TheWiseWomansFear · 08/11/2018 12:33

Follow up they sound more desperate..

Tawdrylocalbrouhaha · 08/11/2018 12:33

I don't think their behaviour sounds obsessive as such. They are just trying to show that they are keen, probably because they would like to have sex with you ASAP, and think keenness will assist this. Once they have had sex with you, or have proved to themselves that they could, they will then decide whether they want to keep seeing you.

Basically if you are a pleasant and reasonable looking woman, most men who are OLD would like to sleep with you.

blackchina · 08/11/2018 12:34

@halfwitpicker

Not sure why the op is getting flack for daring to suggest that a. she is attractive and b. men fancy her.

Great camaraderie. Hmm

PMSL. Grin

Oh yeah, the non existent sisterhood must ALWAYS stick together must they not? No matter how right or wrong someone may be or how stupid their comments are!

And here's a newsflash for ya honey, most women on this website are attractive and have men fancy them. Do do be quite, and do grow up!
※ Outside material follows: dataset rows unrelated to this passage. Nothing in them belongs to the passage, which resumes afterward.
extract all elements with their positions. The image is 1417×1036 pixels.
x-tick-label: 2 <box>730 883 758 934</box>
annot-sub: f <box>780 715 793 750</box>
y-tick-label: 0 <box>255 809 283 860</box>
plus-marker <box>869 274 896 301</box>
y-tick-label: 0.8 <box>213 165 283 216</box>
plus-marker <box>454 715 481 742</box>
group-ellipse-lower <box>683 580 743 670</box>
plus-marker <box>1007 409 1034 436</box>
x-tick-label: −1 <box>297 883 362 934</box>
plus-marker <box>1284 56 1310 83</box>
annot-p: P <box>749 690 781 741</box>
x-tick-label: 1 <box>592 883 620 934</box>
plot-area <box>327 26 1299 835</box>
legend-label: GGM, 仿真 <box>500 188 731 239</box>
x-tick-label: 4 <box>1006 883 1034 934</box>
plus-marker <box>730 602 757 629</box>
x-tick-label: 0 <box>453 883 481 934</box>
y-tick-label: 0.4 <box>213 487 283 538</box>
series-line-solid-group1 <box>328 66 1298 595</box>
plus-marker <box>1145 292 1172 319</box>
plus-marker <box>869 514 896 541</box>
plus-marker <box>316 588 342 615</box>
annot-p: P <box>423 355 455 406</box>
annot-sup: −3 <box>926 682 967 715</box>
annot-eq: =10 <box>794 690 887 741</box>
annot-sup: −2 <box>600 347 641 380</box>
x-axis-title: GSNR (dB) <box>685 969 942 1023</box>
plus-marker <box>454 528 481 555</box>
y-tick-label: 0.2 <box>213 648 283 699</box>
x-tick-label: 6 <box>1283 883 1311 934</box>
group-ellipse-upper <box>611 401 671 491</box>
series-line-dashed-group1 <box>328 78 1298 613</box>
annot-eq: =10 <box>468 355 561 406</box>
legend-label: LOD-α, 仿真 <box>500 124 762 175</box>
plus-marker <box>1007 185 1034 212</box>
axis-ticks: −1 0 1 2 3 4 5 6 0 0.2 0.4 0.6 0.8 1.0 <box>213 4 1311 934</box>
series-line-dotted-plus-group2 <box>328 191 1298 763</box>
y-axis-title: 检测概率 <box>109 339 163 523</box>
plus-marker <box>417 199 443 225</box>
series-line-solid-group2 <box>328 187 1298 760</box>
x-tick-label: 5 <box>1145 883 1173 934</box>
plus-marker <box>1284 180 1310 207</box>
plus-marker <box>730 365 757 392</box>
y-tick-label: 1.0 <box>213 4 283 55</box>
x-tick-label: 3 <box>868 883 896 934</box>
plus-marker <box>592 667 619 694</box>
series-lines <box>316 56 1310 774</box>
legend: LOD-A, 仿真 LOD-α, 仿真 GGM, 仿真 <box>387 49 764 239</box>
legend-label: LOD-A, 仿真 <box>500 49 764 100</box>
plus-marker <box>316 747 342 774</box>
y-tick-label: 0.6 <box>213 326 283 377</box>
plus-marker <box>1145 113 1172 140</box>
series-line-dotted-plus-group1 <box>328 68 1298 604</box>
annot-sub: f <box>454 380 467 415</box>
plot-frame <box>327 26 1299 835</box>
whatchasay · 08/11/2018 12:34

The poster who mentioned always being interested in them and asking questions etc is exactly how i am - i think i am very good at coming across as a perfect date, laughing in the right places and so on. what i probably am not doing is being completely and totally myself. thats not to say im not honest about things, i give my opinions even if they differ to his, but i am generally easy company i think.

maybe i am doing it wrong or just havent met the right person.

OP posts:
Overinvolved · 08/11/2018 12:34

Completely agree with you @Racecardriver Smile

Sounds to me like OP isn’t finished with the mind games people play when they’re not ready to have a proper relationship.

NicoAndTheNiners · 08/11/2018 12:36

I bet if you shagged them sooner you wouldn't have this issue. Then you'd be complaining about being ghosted all the time. Sadly they're full of shit to try and get you into bed.

blackchina · 08/11/2018 12:36

@halfwitpicker

Not sure why the op is getting flack for daring to suggest that a. she is attractive and b. men fancy her.

Great camaraderie. Hmm

PMSL. Grin

Oh yeah, the non existent sisterhood must ALWAYS stick together must they not? No matter how right or wrong someone may be or how stupid their comments are!